Une couverture initiatique signée Fadaïro
La couverture du roman ”Le Boulevard de la Marina” n’est pas qu’un simple habillage : elle est déjà une initiation. Œuvre de l’artiste Ludovic Fadaïro, elle traduit en couleurs et en symboles l’esprit du livre. Le bleu profond domine, rappelant l’océan Atlantique qui borde le boulevard de la Marina, mais aussi la sagesse, la mémoire et la dimension spirituelle de ce lieu. Il se marie au jaune-doré, éclat solaire, énergie vitale, promesse de lumière et d’espérance. Ensemble, ces deux couleurs expriment l’union des contraires – l’eau et le feu, le féminin et le masculin – au cœur de la cosmogonie vodun.

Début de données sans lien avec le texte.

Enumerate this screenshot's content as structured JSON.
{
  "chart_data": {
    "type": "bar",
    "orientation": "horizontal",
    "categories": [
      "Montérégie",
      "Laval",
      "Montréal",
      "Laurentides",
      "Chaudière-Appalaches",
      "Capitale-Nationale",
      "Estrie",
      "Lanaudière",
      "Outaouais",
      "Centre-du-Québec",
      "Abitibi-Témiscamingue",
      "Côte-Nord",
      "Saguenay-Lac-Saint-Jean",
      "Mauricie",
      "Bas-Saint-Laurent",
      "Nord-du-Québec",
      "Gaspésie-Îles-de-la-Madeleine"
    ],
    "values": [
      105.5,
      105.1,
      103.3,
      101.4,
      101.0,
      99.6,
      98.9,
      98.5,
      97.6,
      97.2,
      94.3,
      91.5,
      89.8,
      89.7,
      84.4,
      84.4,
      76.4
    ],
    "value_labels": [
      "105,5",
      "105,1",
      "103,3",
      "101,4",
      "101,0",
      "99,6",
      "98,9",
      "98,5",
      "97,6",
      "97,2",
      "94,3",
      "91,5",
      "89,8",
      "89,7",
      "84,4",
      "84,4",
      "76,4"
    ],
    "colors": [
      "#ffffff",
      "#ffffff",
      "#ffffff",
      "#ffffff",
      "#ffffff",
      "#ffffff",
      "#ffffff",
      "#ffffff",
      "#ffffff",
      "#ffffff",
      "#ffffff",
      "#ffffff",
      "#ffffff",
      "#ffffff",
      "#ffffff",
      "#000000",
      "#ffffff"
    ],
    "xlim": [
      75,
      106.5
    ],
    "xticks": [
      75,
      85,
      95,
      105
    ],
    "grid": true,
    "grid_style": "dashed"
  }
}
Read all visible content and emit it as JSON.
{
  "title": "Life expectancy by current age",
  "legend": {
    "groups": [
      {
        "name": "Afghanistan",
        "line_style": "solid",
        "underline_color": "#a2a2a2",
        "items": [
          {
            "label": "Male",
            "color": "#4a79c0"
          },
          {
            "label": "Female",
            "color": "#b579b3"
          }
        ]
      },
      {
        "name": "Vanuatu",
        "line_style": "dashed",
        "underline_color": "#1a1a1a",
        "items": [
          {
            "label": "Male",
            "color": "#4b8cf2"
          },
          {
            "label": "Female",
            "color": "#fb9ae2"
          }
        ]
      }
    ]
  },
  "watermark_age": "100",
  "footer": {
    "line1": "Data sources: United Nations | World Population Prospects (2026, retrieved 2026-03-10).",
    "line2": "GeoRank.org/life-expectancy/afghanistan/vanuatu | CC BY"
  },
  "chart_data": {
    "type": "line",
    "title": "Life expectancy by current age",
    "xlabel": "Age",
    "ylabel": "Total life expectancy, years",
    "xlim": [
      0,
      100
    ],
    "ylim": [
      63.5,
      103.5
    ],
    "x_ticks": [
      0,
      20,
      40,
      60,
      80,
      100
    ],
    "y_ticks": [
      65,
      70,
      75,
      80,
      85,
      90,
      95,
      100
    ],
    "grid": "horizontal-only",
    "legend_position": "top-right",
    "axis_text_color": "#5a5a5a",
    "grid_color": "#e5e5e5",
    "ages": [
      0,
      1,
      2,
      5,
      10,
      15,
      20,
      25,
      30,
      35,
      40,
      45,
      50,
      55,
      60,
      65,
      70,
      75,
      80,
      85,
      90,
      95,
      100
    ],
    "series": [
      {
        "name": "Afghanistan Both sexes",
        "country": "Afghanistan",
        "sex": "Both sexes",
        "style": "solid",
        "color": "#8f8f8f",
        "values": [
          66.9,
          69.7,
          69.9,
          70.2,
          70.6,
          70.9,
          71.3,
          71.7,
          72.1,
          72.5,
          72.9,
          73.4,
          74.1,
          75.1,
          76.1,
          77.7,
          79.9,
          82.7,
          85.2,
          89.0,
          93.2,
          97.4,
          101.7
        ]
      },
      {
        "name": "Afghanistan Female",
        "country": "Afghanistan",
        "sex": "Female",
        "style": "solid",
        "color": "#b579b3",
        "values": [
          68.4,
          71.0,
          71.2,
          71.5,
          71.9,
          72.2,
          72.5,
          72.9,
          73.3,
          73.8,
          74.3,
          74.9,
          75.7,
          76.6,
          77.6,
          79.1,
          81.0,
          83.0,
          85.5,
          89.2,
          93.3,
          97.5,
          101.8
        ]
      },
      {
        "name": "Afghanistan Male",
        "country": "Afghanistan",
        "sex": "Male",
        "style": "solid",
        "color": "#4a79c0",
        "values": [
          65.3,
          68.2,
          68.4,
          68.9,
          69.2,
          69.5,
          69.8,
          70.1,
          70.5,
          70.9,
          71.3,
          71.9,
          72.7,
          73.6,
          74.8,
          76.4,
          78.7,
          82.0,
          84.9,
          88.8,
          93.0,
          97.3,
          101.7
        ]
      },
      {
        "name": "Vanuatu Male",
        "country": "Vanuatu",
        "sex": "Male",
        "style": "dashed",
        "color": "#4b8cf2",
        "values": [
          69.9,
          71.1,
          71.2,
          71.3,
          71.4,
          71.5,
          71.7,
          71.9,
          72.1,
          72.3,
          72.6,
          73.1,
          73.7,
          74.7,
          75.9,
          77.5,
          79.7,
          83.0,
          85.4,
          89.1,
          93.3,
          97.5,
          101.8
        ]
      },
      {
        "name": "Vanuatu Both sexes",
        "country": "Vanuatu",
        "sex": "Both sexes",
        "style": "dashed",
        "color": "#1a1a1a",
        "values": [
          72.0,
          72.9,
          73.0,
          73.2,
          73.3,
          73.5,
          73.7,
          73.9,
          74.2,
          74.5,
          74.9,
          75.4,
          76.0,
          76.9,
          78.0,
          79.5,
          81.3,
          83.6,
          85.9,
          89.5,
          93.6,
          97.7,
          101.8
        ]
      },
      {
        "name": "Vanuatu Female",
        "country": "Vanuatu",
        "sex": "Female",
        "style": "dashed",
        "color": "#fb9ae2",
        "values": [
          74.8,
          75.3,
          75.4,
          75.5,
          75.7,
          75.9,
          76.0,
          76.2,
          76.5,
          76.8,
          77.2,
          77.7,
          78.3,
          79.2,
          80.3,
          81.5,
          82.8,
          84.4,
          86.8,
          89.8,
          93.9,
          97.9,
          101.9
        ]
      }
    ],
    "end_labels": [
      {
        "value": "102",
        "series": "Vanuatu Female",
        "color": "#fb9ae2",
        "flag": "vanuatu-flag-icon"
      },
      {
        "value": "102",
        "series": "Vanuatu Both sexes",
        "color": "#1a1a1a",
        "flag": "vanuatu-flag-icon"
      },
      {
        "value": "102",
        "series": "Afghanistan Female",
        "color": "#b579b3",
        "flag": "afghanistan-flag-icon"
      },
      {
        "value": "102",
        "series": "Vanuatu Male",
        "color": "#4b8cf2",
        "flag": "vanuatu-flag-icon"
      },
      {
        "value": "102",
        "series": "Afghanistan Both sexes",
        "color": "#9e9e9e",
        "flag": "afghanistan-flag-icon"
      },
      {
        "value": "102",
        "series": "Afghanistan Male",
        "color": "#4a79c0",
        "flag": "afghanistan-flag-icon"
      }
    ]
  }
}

Au centre, une figure stylisée se déploie, bras ouverts. Est-ce un être humain, une étoile, une boussole ? Sans doute les trois à la fois. Elle incarne le pèlerin, le guide et l’axe qui relie ciel et terre. Interprétée comme un compas ou une étoile rayonnante, elle symboliserait l’orientation, un chemin, une boussole intérieure. Le cercle lumineux, semblable à un disque solaire ou lunaire, rappelle les principes cosmiques de Mawu et Lissa, forces créatrices qui animent le roman. La figure semble émerger de la mer et s’élancer vers le ciel : cela traduit l’idée de passage, de transcendance, de voyage initiatique que propose le roman.
En somme, la couverture du roman de Micheline Adjovi, où mer, ciel et lumière se confondent, transforme la promenade en chemin initiatique. Le boulevard y apparaît comme une passerelle entre les mondes, un sanctuaire où s’éveillent mémoire et transcendance. Ludovic Fadaïro offre ainsi une couverture allégorique : une boussole visuelle qui annonce la quête intérieure au cœur de l’œuvre de Micheline Adjovi.